The global oils and fats consumption has grown at a compounding annual growth rate of 3.8% for the past 10 years, which led to oils and fats requirements of 237.56 million MT in 2019. Limited land and growing needs for other agricultural crops have resulted in inadequate production of oilseeds which lead to heavy reliance on importation for net importing countries. One of the countries, India, consumed 25.28 million MT of oils and fats last year, making it the second largest consuming country in the world after China.
Driven by economic growth and huge populations, India’s domestic consumption of edible oils has increased substantially during the last few years. Palm oil is by far the most consumed oil in the country with projected demand for it to double by 2030. With an aim for edible oils security for the country and ultimately to reduce import dependency, the Indian government has called for domestic expansion of oilseed crop including oil palm.

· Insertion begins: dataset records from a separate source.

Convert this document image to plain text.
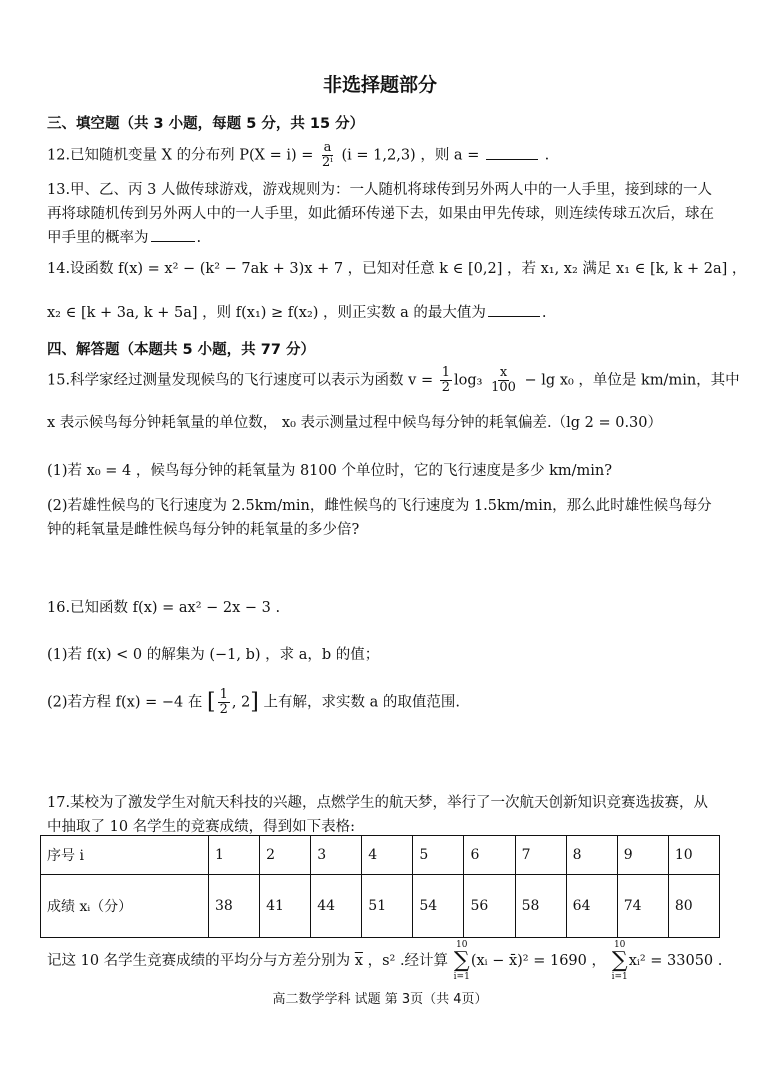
非选择题部分
三、填空题（共 3 小题，每题 5 分，共 15 分）
12.已知随机变量 X 的分布列 $P(X = i) = \frac{a}{\text{2ⁱ}} (i = 1,2,3)$ ，则 a =	.
13.甲、乙、丙 3 人做传球游戏，游戏规则为：一人随机将球传到另外两人中的一人手里，接到球的一人再将球随机传到另外两人中的一人手里，如此循环传递下去，如果由甲先传球，则连续传球五次后，球在甲手里的概率为	.
14.设函数 f(x) = x² − (k² − 7ak + 3)x + 7 ，已知对任意 k ∈ [0,2] ，若 x₁, x₂ 满足 x₁ ∈ [k, k + 2a] ，
x₂ ∈ [k + 3a, k + 5a] ，则 f(x₁) ≥ f(x₂) ，则正实数 a 的最大值为	.
四、解答题（本题共 5 小题，共 77 分）
15.科学家经过测量发现候鸟的飞行速度可以表示为函数 $v = \frac{1}{2} \log_3 \frac{x}{100} - \lg x_0$ ，单位是 km/min，其中
x 表示候鸟每分钟耗氧量的单位数， x₀ 表示测量过程中候鸟每分钟的耗氧偏差.（lg 2 = 0.30）
(1)若 x₀ = 4 ，候鸟每分钟的耗氧量为 8100 个单位时，它的飞行速度是多少 km/min?
(2)若雄性候鸟的飞行速度为 2.5km/min，雌性候鸟的飞行速度为 1.5km/min，那么此时雄性候鸟每分钟的耗氧量是雌性候鸟每分钟的耗氧量的多少倍?
16.已知函数 f(x) = ax² − 2x − 3 .
(1)若 f(x) < 0 的解集为 (−1, b) ，求 a，b 的值；
(2)若方程 f(x) = −4 在 [ $\frac{1}{2}$ , 2] 上有解，求实数 a 的取值范围.
17.某校为了激发学生对航天科技的兴趣，点燃学生的航天梦，举行了一次航天创新知识竞赛选拔赛，从中抽取了 10 名学生的竞赛成绩，得到如下表格:
序号 i	1	2	3	4	5	6	7	8	9	10
成绩 xᵢ（分）	38	41	44	51	54	56	58	64	74	80
记这 10 名学生竞赛成绩的平均分与方差分别为 $\overline{x}$ ，s² .经计算
10
∑
i=1
(xᵢ − x̄)² = 1690 ，
10
∑
i=1
xᵢ² = 33050 .
高二数学学科 试题 第 3页（共 4页）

Recognising its highest productivity amongst cultivated crops, India has been aggressively pushing for increased domestic cultivation of oil palm under special government programmes.
The National Mission on Oilseeds and Oil Palm (NMOOP) was set up in 2014 with a mission targeting an increase in the productions of vegetable oils that are sourced from oilseeds, oil palm and tree borne oilseeds (TBOs) such as jatropha, olive and walnut (Department of Agriculture, Cooperation & Farmers Welfare, India). Prior to NMOOP, the government initiated the Oil Palm Area Expansion (OPAE) between 2011 and 2014.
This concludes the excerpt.